Radicales manières

Mathieu Grenier
Photo: Guy LHeureux Mathieu Grenier

Où sont donc les oeuvres ? Devant deux expositions à quatre kilomètres de distance, et à des années-lumière côté propos, la question est des plus pertinentes. Car, au premier coup d’oeil, il n’y a rien à voir.

Radicales, les expos Le capitalisme au XXIe siècle de la minuscule galerie Thomas Henry Ross, dans le Mile-End, et Mathieu Grenier, chez Roger Bellemare et Christian Lambert, galeristes du Belgo ? De toute évidence. Les manières, toutefois, sont diamétralement opposées : l’une mise sur l’abondance, l’autre sur l’absence.

Pleine à craquer, l’unique salle de la galerie Thomas Henry Ross joue sur l’effet repoussoir. Non seulement il est impossible d’y circuler, les oeuvres, où ce que l’on devine être des oeuvres (des emballages étiquetés de noms d’artistes), demeurent à l’abri des regards.

Derrière son désordre ordonné, véritable bric-à-brac comprenant du mobilier, cette expo-installation se lit comme un manifeste. Un ras-le-bol envers le capitalisme, si on repense au titre de l’expo, et envers tout ce qui vient avec lui : la marchandise, la fortune, la course aux surplus.

Galeriste, commissaire, sans doute un peu artiste, ainsi que papa et conjoint, Jean-Michel Ross nous place devant un fait accompli.

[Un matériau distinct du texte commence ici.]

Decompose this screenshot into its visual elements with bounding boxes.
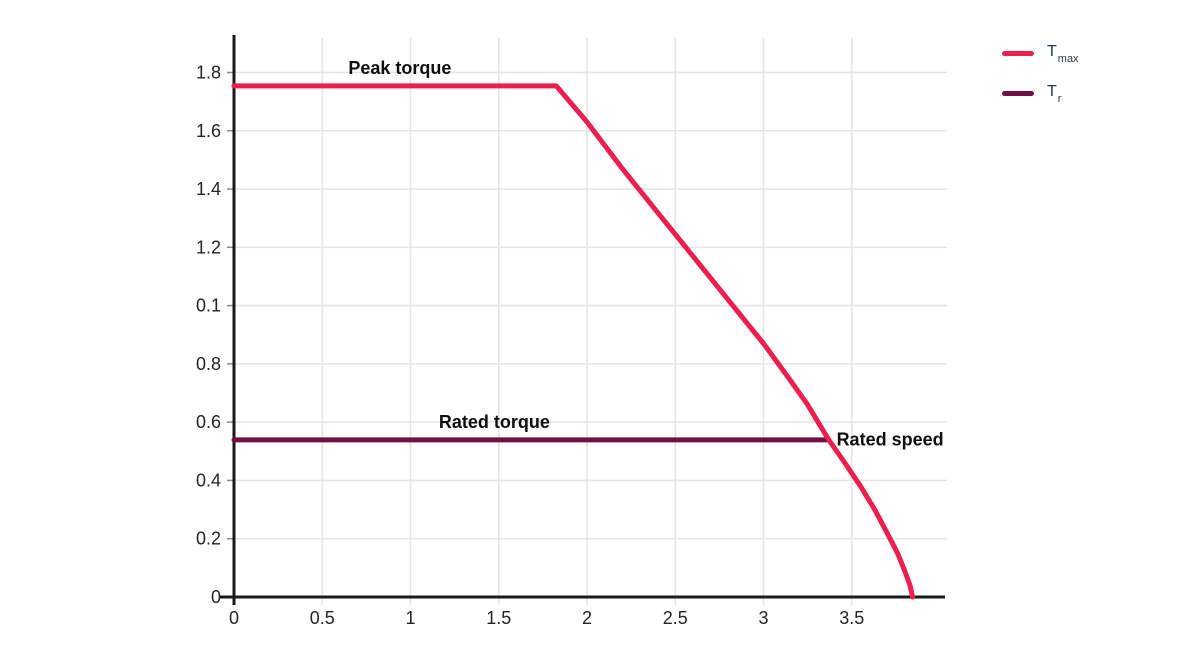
- y-tick-label: 0.6: [196, 412, 221, 432]
- x-tick-label: 2: [582, 608, 592, 628]
- tmax-line-swatch: [1002, 50, 1034, 56]
- y-tick-label: 0.4: [196, 470, 221, 490]
- tmax-label-main: T: [1047, 42, 1057, 60]
- y-tick-label: 0.8: [196, 354, 221, 374]
- tmax-label-sub: max: [1057, 53, 1079, 66]
- tr-label-sub: r: [1057, 93, 1062, 106]
- annotation-label: Rated speed: [837, 429, 944, 449]
- x-tick-label: 3.5: [839, 608, 864, 628]
- y-tick-label: 0.1: [196, 296, 221, 316]
- x-tick-label: 3: [758, 608, 768, 628]
- x-tick-label: 1: [405, 608, 415, 628]
- legend: Tmax Tr: [1002, 40, 1079, 106]
- annotation-label: Peak torque: [348, 58, 451, 78]
- series-line-t_max: [231, 83, 916, 600]
- tr-label: Tr: [1047, 82, 1062, 106]
- y-tick-label: 1.8: [196, 62, 221, 82]
- annotation-label: Rated torque: [439, 412, 550, 432]
- y-tick-label: 1.2: [196, 237, 221, 257]
- y-tick-label: 1.4: [196, 179, 221, 199]
- tr-line-swatch: [1002, 90, 1034, 96]
- x-tick-label: 1.5: [486, 608, 511, 628]
- x-tick-label: 0: [229, 608, 239, 628]
- x-tick-label: 2.5: [663, 608, 688, 628]
- tmax-label: Tmax: [1047, 42, 1079, 66]
- tr-label-main: T: [1047, 82, 1057, 100]
- legend-item-tmax: Tmax: [1002, 40, 1079, 66]
- y-tick-label: 1.6: [196, 121, 221, 141]
- y-tick-label: 0.2: [196, 529, 221, 549]
- x-tick-label: 0.5: [310, 608, 335, 628]
- y-tick-label: 0: [211, 587, 221, 607]
- legend-item-tr: Tr: [1002, 80, 1078, 106]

Au risque de nous choquer : la salle d’expo sert ici d’entrepôt pour le « capital physique de la famille Waldron-Ross », famille qui se prive de son pied-à-terre montréalais le temps d’un séjour en Chine.

Dégagée, presque nue, la grande salle des galeries Roger Bellemare et Christian Lambert, elle, est consacrée au travail d’un minimaliste de la nouvelle génération, Mathieu Grenier. Les séries Au-delà des signes et Prélèvements ne se composent que de monochromes blancs. Or, chez Grenier, qui a le don de la synthèse, il n’est pas question de peinture, mais de murs, et de crochets devenus simples motifs.

Ces monochromes, en fait, ce sont les morceaux de gypse sur lesquels reposaient des tableaux de la collection du Musée d’art de Joliette — des Hurtubise, Leduc, Pellan, Tousignant révèlent les cartels. Leur blanc, jamais le même, et leurs formats, teintés de la silhouette des chefs-d’oeuvre absents, réaffirment l’abstraction comme un genre non confiné aux limites de son cadre.

Sous une étonnante économie de gestes, le jeune diplômé de l’UQAM (baccalauréat obtenu en 2011) rend oeuvre ce qui est habituellement à la marge. Ce renversement est présent depuis son premier projet, un cube blanc actuellement exposé à la galerie Stewart Hall de Pointe-Claire (l’expo Vertige). Il l’était aussi lors de son premier solo, qui vient de prendre fin au centre Artprim et qui exploitait les différents types de feuilles de papier. La blancheur était tout aussi présente, et c’est grâce au contexte d’exposition qu’une page vierge, à l’instar des murs et crochets chez Bellemare et Lambert, prend valeur d’objet d’art.

Jean-Michel Ross, le galeriste-commissaire quasi-artiste, et Mathieu Grenier ne montrent peut-être rien. Ils demeurent néanmoins dans la représentation, évoquent une galerie et ses biens, un musée et ses murs. Ils parlent des espaces, physiques comme mentaux, sans lesquels il n’y aurait ni objets ni images à contempler. Et bousculent, souhaitons-le, le conformisme trop douillet des visiteurs et des collectionneurs.

Mathieu Grenier

Galeries Roger Bellemare et Christian Lambert, 372, rue Sainte-Catherine Ouest, suites 501-502, jusqu’au 11 avril.

Le capitalisme au XXIe siècle

Galerie Thomas Henry Ross, 5445, avenue de Gaspé, local423, jusqu’au 19 juin.